Of course, it is assumed that each of the pedestrians maintained his own respective gait, both in going and coming from one town to another.


A Pictorial Charade

When I was traveling through Puzzle Land, where every sign is a puzzle, every question a riddle, and you must guess the name of everything you eat, I saw this sign over a livery stable. Can you tell me what it meant?

A PROBLEM FOR A JURY.

JUDGES are sometimes called upon to solve knotty points of law, which would bother the average puzzlist. Here for example is an old-timer which, so far as I am aware, has never been answered satisfactorily:

Polus instructed Ctesiphon in the art of pleading, and it was agreed between teacher and pupil that the tuition fee should be paid when the latter should win his first case. Some time having passed by, and the young man being without clients and evincing no ambition to secure business, Polus, in despair, brought the matter before the court.
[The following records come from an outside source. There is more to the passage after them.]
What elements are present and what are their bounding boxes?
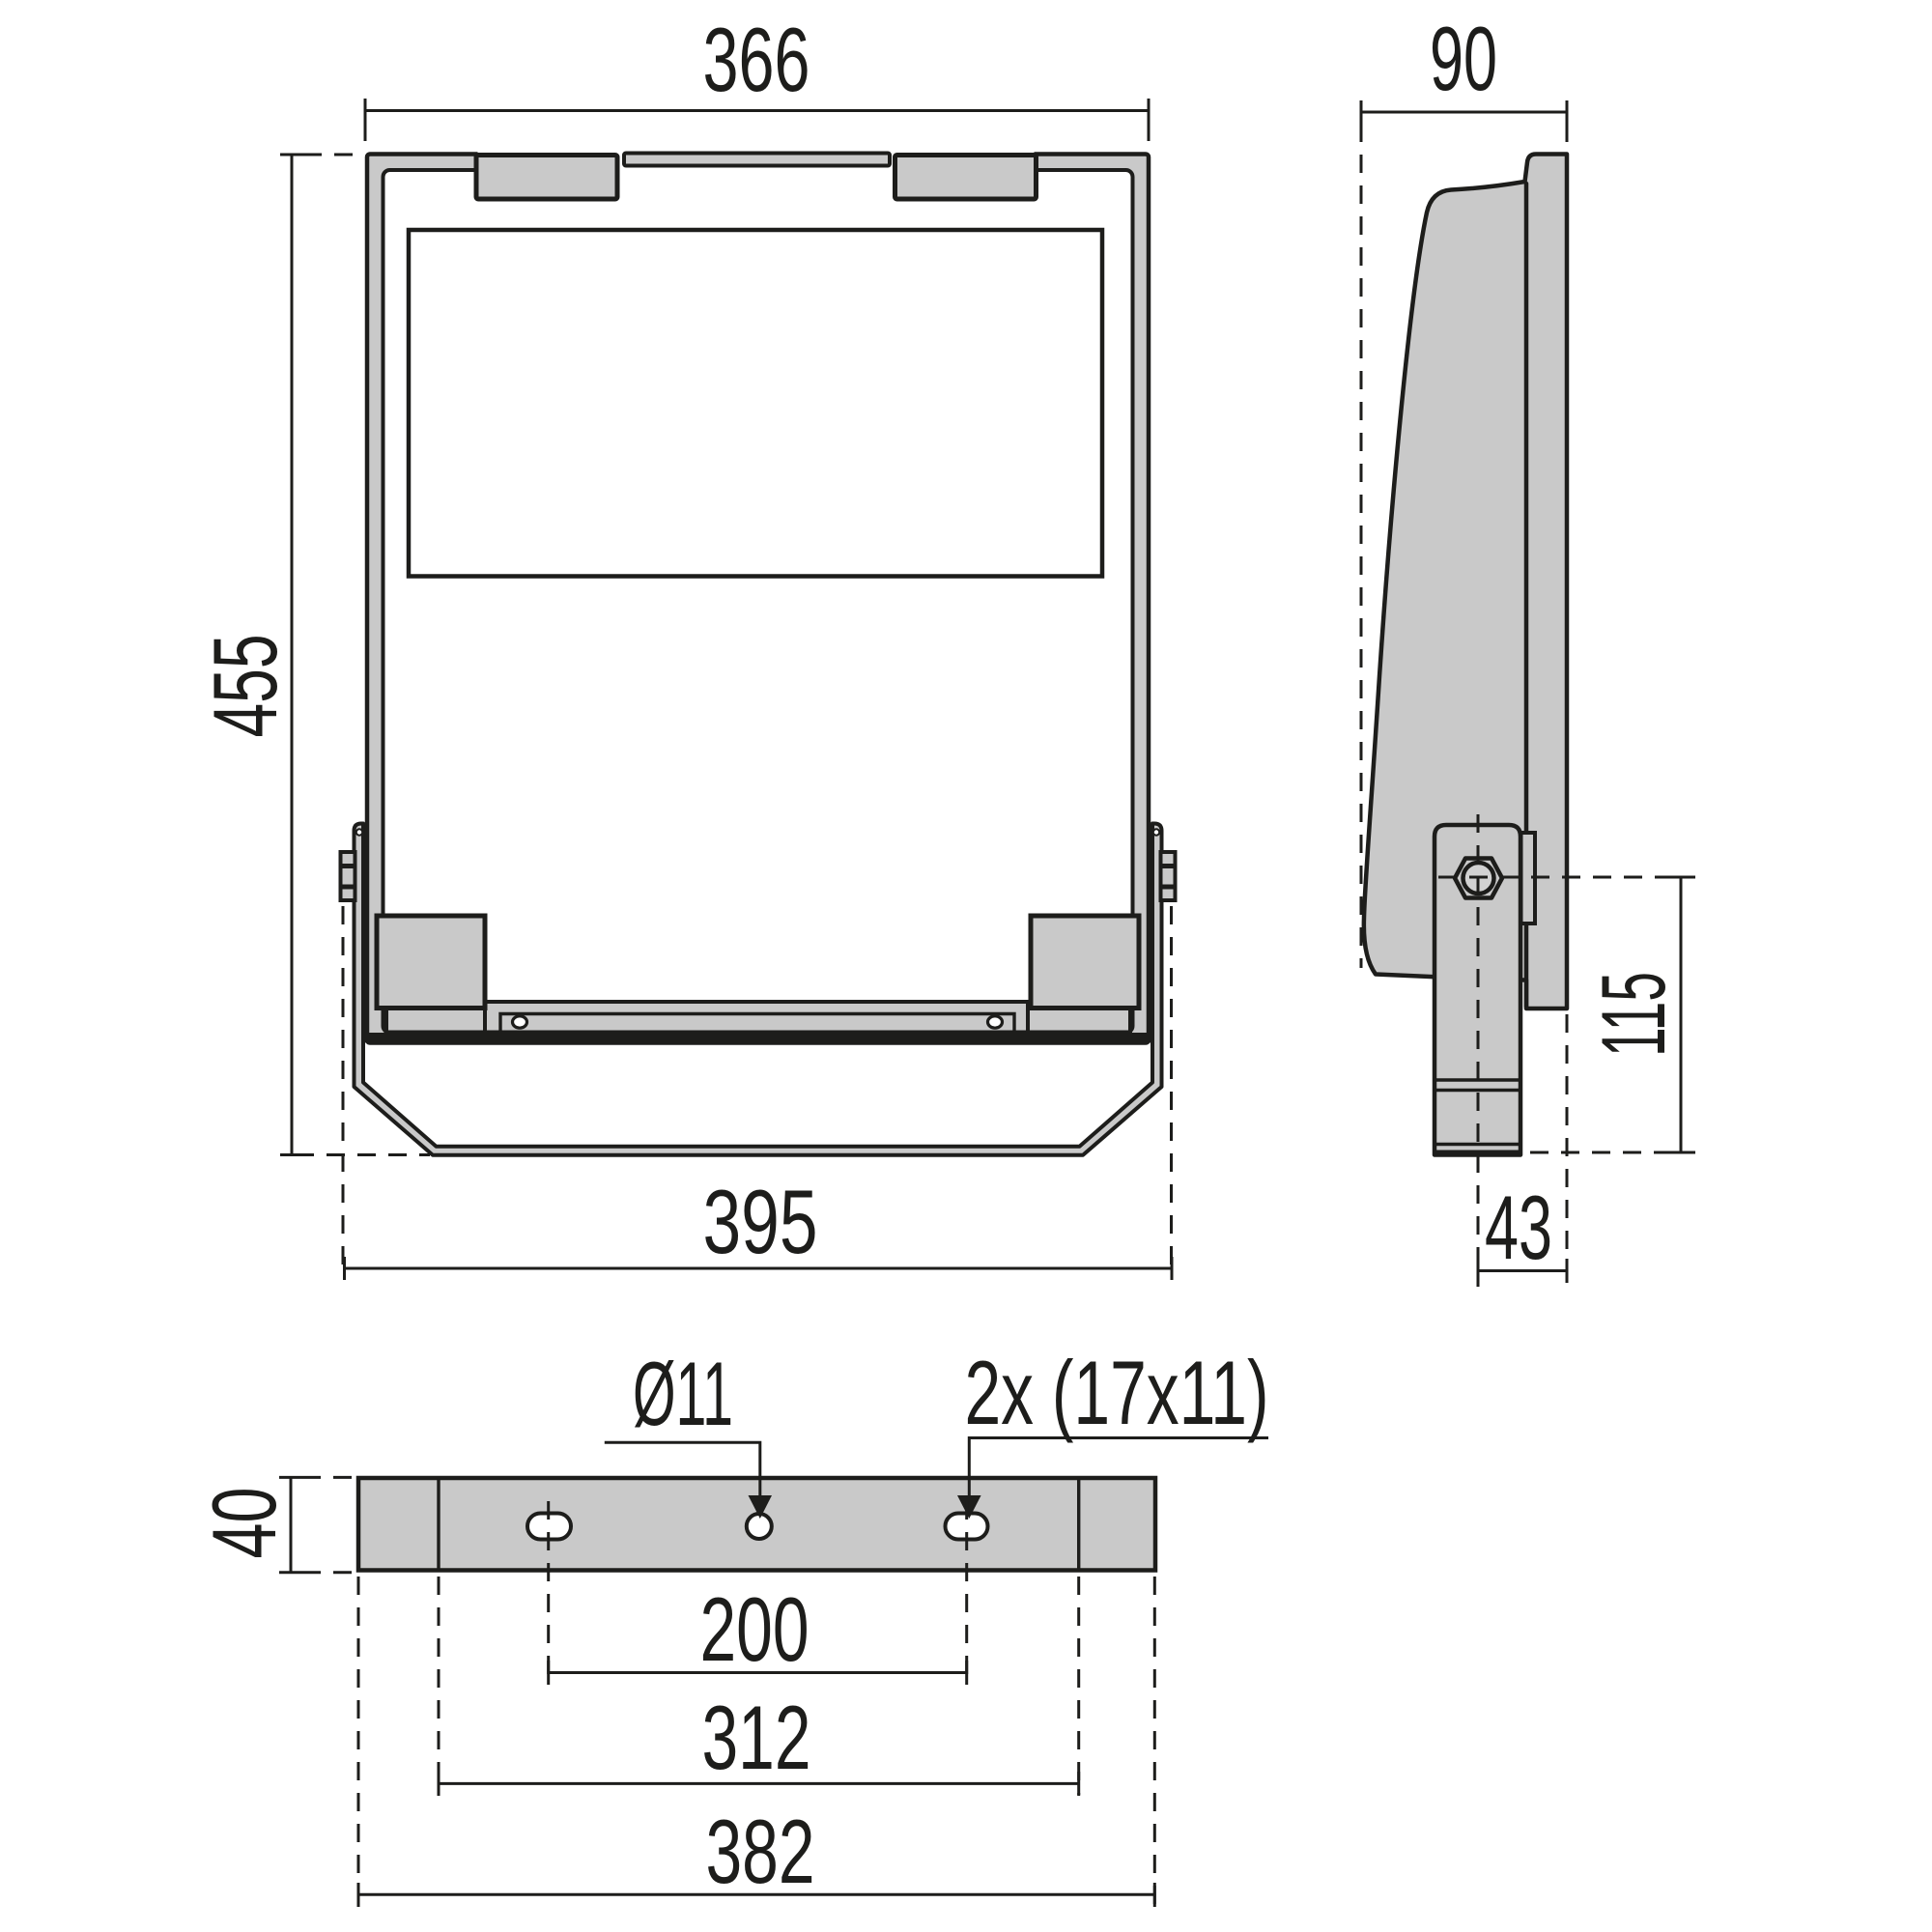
svg-text:312: 312 [702, 1687, 811, 1788]
svg-text:40: 40 [193, 1488, 295, 1559]
svg-text:395: 395 [703, 1171, 818, 1272]
svg-text:115: 115 [1582, 972, 1684, 1057]
svg-text:Ø11: Ø11 [633, 1343, 733, 1444]
svg-text:455: 455 [194, 635, 296, 738]
svg-text:2x (17x11): 2x (17x11) [965, 1342, 1269, 1443]
svg-text:382: 382 [706, 1801, 815, 1902]
svg-text:200: 200 [700, 1578, 810, 1680]
svg-text:90: 90 [1430, 8, 1497, 109]
svg-text:43: 43 [1485, 1177, 1552, 1278]
svg-text:366: 366 [703, 9, 810, 110]
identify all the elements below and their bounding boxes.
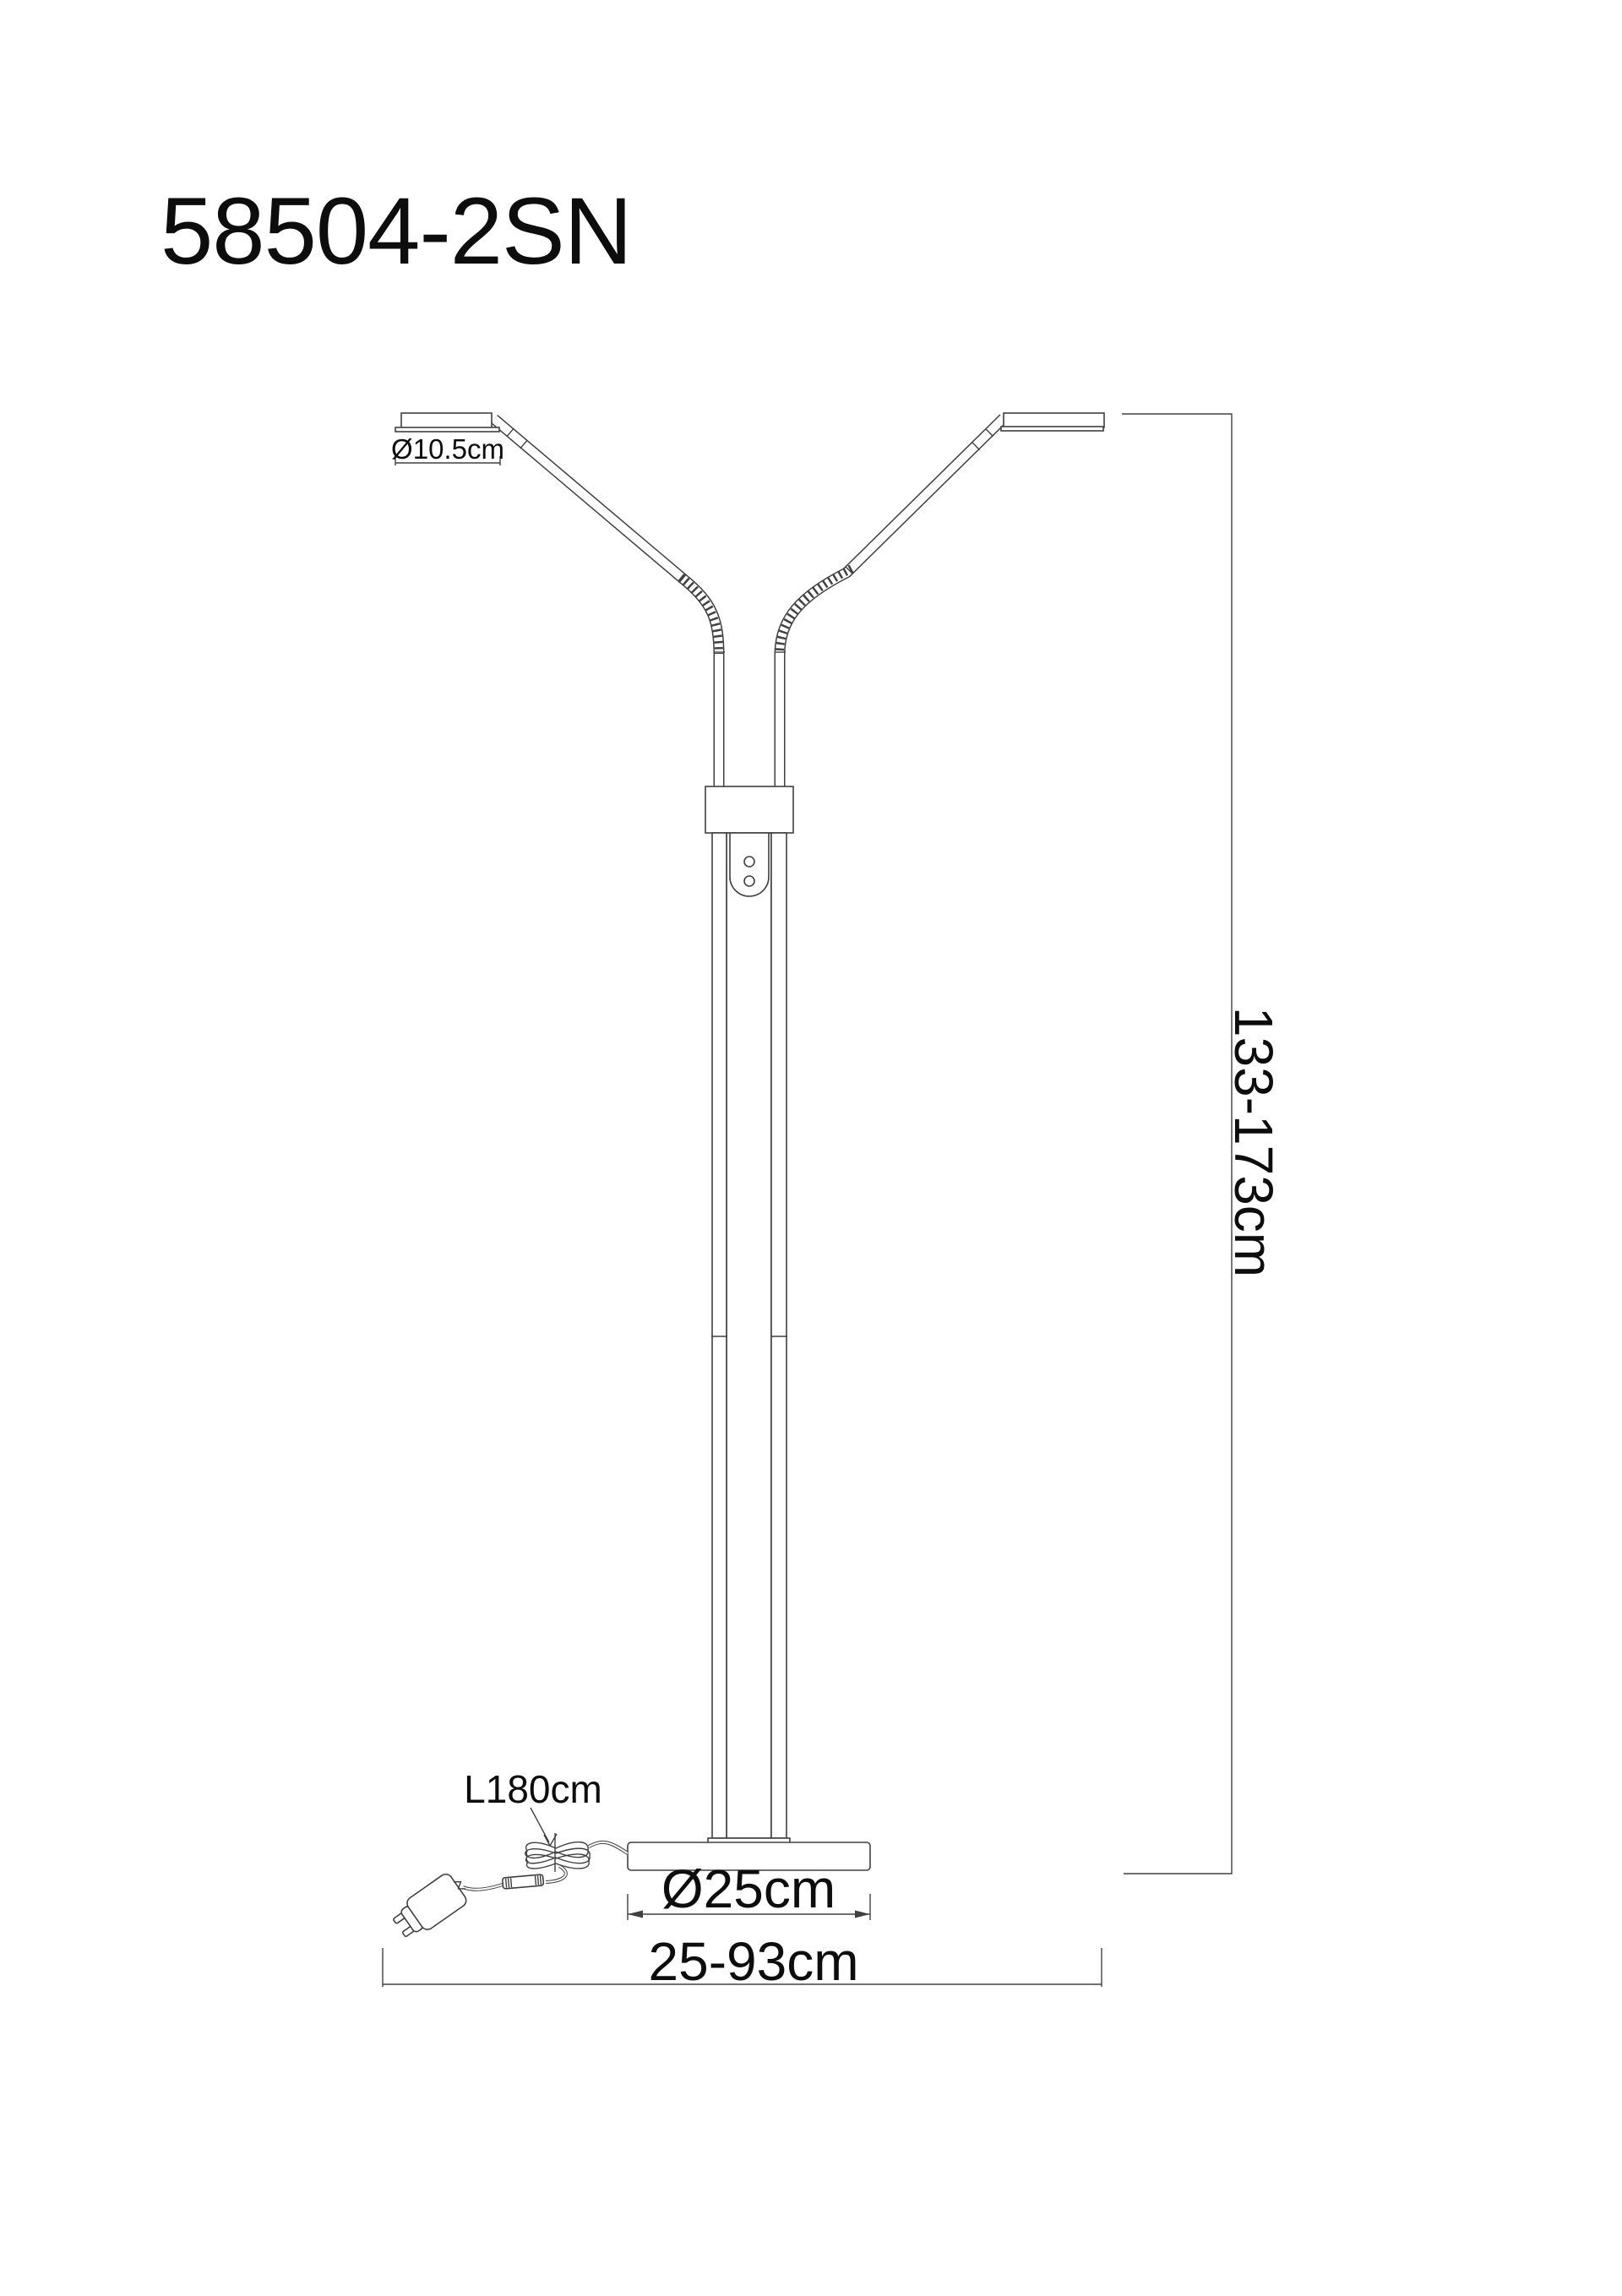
dim-base-diameter: Ø25cm [628,1858,870,1920]
page-title: 58504-2SN [161,178,632,284]
junction-box [705,786,793,833]
connector-rib [506,1879,507,1888]
lamp-head-right-body [1004,413,1104,427]
pole [711,833,787,1838]
coil-loop-2 [525,1848,590,1863]
width-range-label: 25-93cm [649,1931,859,1992]
arm-left-fill [494,419,719,789]
lamp-head-left [395,413,499,432]
dim-head-diameter: Ø10.5cm [391,433,504,465]
dim-cord-length: L180cm [464,1767,602,1842]
height-range-label: 133-173cm [1223,1007,1284,1277]
dim-width-range: 25-93cm [383,1931,1102,1992]
lamp-arms [494,418,1004,789]
pole-tube-right [771,833,787,1838]
touch-button-top[interactable] [744,857,754,867]
dim-base-arrow-left [628,1911,643,1918]
dim-height-bracket [1122,414,1232,1874]
arm-right-outline [780,418,1004,789]
pole-tube-left [712,833,727,1838]
lamp-head-right-diffuser [1001,427,1103,431]
cord-length-label: L180cm [464,1767,602,1811]
power-cord-assembly [389,1833,628,1943]
arm-left-outline [494,419,719,789]
connector-rib [537,1875,538,1885]
technical-drawing-page: 58504-2SN Ø10.5cm [0,0,1622,2296]
dim-height-range: 133-173cm [1122,414,1284,1874]
base-diameter-label: Ø25cm [661,1858,835,1919]
power-cord-coil [525,1833,590,1872]
coil-loop-3 [526,1854,589,1869]
inline-connector [503,1874,544,1889]
connector-rib [511,1878,512,1887]
coil-loop-1 [526,1842,589,1858]
connector-rib [540,1875,541,1885]
cord-length-leader [531,1808,549,1842]
touch-button-bottom[interactable] [744,876,754,886]
lamp-head-left-body [401,413,492,428]
lamp-head-left-diffuser [395,427,499,432]
arm-right-fill [780,418,1004,789]
floor-lamp-dimension-drawing: 58504-2SN Ø10.5cm [0,0,1622,2296]
pole-center-column [727,833,771,1838]
dim-base-arrow-right [855,1911,870,1918]
coil-tie-fork-right [550,1834,557,1846]
lamp-head-right [1001,413,1104,431]
head-diameter-label: Ø10.5cm [391,433,504,465]
power-plug [389,1869,473,1943]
Each party pleaded his own case, and Polus, speaking first, said: "It is indifferent to me how the Court may decide this matter, for, if the decision be In my favor, I recover my fee by virtue of the judgment; but, if my opponent wins the case, it being his first, I obtain my fee according to contract.

Ctesiphon, who was evidently an apt scholar, replied: "The decision of the Court is even of less importance to me, for if the verdict is in my favor I am thereby released from my debt to Polus. But if I loose the case, the fee cannot be demanded according to the contract."

A still more interesting case is said of a certain king who built a bridge and decreed that all persons about to cross it should be interrogated as to their destination. If they told the truth they were permitted to pass unharmed, but if they answered falsely they were to be hanged on a gallows erected at the centre of the bridge. One day a man about to cross was asked the usual question, and replied: "I am going to be hanged on that gallows!"

Now, if they hanged him, he had told the truth and should have escaped, whereas if they did not hang him, he had answered falsely and should have swung for it.


A Rebus

My first's possessed by all mankind,
My second skims the wave;
My whole will dash through wave
and wind.
In hopes my first to save.

Cipher Answer.—12, 9, 6, 5, 2, 15, 1, 20.